Tony Allen, le batteur de vos tubes préférés

  • De l’afrobeat de Fela Kuti à la ritournelle pop de Sébastien Tellier, Tony Allen est à 77 ans l’un des plus grands maîtres des temps. Le Nigérian nous a tout expliqué. Rencontre.

    Son jeu dément a voyagé de Lagos, où il façonna dans les années 1970 le son afrobeat avec Fela Kuti, mais aussi à Paris avec Charlotte Gainsbourg, Air ou Sébastien Tellier. En Amérique, un de ses plus grands fans, Damon Albarn, ne cesse de le solliciter et il s’embarquera bientôt pour un nouveau projet avec le pionnier de la techno Jeff Mills. Depuis plus de cinquante ans, les rythmes du batteur Tony Allen ne tournent jamais en boucle et voyagent sur tous les continents. Son nouvel album, « The Source », son premier sur le fameux label de jazz Blue Note, prouve encore que le temps, il en a toujours un d’avance.  Sans en faire des caisses, il a décrypté pour Jack une sélection de titres où il a imposé son rythme.

    Fela Kuti – Question Jam Answer (1972)

    Ce n’est pas une chanson qui change une façon de jouer, c’est qui tu décides d’être. Sur ce titre, la batterie est simplement celle qui va avec cette composition. Si ça avait été un autre batteur, il n’aurait pas été capable de jouer ça, car entre Fela Kuti et moi il y a toujours eu de la télépathie. Ce compositeur est un génie et c’était un challenge constant de jouer avec lui.”

    Sébastien Tellier – La Ritournelle (2004)

    À votre avis pourquoi Sébastien Tellier n’a pas appelé un batteur français pour ce titre alors qu’il en existe plein ? Il voulait quelque chose de différent ! J’ai trouvé sa musique étrange au départ, ce n’était pas très commun. Et je me devais de trouver quelque chose de spécial. J’ai écouté les démos et au studio j’ai dit : “Ça ne doit être qu’un battement.” Il n’avait plus qu’à terminer la chanson et ça a marché.

    Cerrone – 2nd Chance

    Cerrone me demande de jouer, je joue, on n’a pas à jouer la même chose, on peut juste se croiser. On reconnaît un bon instrumentiste quand il est capable de jouer avec des machines. Jouer avec Jeff Mills, par exemple, ce n’est pas simple, car il a des patterns américains, et s’il jouait avec un batteur américain, je ne suis pas certain que cela fonctionnerait.
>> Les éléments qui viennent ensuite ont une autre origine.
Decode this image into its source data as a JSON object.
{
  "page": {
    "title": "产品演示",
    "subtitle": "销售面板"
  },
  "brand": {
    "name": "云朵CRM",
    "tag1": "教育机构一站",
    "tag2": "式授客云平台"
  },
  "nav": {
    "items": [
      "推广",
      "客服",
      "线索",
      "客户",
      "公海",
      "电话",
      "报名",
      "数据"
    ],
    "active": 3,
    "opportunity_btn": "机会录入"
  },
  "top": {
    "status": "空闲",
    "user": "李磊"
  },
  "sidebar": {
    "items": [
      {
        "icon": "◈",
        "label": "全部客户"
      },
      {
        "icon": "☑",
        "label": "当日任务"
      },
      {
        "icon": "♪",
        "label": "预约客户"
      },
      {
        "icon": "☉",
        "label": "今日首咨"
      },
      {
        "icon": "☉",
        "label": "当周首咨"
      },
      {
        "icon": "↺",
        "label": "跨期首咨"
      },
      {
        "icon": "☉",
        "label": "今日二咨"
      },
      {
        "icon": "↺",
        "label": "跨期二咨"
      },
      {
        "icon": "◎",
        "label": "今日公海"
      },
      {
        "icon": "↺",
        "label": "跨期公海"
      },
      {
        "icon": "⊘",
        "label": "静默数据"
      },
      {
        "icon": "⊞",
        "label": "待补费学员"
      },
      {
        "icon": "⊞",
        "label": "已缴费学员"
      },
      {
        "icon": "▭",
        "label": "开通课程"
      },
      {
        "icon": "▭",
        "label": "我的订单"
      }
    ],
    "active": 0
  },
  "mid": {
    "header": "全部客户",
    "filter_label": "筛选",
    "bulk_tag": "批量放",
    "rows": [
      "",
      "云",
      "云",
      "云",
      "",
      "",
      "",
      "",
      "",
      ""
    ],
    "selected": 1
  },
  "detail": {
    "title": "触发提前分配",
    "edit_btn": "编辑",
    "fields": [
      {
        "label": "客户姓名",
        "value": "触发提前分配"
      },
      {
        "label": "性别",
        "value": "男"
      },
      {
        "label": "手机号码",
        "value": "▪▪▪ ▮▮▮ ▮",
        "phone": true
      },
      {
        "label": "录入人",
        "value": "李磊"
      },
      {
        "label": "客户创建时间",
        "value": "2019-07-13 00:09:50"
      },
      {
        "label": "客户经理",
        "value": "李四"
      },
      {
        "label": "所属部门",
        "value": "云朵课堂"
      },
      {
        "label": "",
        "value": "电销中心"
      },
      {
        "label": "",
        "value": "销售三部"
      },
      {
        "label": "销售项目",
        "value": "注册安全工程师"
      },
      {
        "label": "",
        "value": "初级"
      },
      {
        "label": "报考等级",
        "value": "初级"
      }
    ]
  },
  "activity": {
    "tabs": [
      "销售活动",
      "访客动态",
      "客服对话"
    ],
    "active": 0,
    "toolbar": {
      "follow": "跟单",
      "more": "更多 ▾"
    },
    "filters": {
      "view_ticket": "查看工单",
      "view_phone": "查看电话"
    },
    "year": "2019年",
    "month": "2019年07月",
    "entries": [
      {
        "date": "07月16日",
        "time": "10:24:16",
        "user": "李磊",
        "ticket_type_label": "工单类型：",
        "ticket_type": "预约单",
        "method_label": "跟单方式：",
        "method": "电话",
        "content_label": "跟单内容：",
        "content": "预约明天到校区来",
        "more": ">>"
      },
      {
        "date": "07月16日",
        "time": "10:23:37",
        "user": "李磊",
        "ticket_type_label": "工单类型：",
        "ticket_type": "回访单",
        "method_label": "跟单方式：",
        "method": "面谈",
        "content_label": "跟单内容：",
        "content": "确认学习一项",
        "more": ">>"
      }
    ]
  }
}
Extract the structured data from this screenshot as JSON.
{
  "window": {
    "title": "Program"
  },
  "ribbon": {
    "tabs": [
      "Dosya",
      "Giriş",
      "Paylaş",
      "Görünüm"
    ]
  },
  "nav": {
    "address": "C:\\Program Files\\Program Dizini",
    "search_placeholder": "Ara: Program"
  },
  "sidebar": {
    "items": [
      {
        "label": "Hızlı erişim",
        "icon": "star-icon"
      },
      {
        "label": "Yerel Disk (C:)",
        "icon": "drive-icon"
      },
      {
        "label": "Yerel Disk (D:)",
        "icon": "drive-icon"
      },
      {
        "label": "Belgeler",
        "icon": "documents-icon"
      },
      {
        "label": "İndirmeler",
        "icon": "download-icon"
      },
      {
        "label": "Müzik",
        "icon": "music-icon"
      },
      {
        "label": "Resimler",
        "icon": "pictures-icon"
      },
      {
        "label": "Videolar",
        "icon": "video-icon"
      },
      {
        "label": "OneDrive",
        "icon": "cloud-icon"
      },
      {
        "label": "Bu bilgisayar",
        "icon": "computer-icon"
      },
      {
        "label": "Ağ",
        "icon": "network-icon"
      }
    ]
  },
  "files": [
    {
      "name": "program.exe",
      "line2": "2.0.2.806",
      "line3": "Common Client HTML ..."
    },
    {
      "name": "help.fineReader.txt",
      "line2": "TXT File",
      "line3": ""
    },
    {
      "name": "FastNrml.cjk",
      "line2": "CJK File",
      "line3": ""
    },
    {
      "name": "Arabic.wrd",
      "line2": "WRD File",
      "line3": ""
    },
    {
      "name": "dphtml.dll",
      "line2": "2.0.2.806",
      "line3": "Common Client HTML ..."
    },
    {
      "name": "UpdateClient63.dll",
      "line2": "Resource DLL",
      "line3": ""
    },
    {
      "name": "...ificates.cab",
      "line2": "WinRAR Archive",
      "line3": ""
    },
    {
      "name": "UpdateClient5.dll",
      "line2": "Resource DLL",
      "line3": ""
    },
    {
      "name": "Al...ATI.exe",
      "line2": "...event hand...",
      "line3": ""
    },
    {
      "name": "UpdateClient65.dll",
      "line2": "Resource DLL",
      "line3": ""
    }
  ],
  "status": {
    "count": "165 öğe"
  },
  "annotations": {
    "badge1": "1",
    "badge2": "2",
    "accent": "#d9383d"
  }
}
Mais ne me demandez pas ma technique, car quand je m’assois devant mon instrument, ça vient et c’est tout. Je pense que j’ai écouté assez de batteurs dans ma vie et maintenant c’est à la nouvelle génération de m’écouter.

    The Good, The Bad & The Queen – Three Changes (2007)

    On est un groupe [avec Damon Albarn, Paul Simonon, Simon Tong, ndlr] et chacun apporte son ingrédient. Three Changes est un simple groove issu du rock et de la musique africaine.

     Charlotte Gainsbourg – 5.55 (2006)

    « Quand je contribue à la chanson de quelqu’un d’autre, je n’aime pas interférer dans une composition, je reste derrière ma batterie. Pour Charlotte, on m’avait dit qu’elle était timide et qu’il fallait que je la pousse. Alors, je lui ai demandé pourquoi elle était timide car je l’ai vue jouer dans des films et ça me semblait bien plus difficile que de chanter. Mais pour elle c’est l’inverse. Moi ce que je trouve difficile c’est de jouer tout seul, avec moi-même. Je trouve bien plus de kicks quand je suis avec d’autres, ça élargit mon esprit.

    Tony Allen – On fire sur l’album « The Source » (2017)

    Qu’importe ce que je joue et avec qui : mon jeu de batterie dépend de mon rapport à la musique elle-même, c’est ce qui me permet de jouer différents styles. Il y a un autre titre sur l’album que j’adore, c’est Cruising, il est fou ; il a un mouvement très particulier par rapport aux autres morceaux. Ce qui l’explique, c’est que la première chose que j’écris, contrairement aux musiciens qui vont écrire une mélodie d’abord, c’est toujours mon pattern de batterie, car je ne veux surtout pas écrire le même que celui de la veille.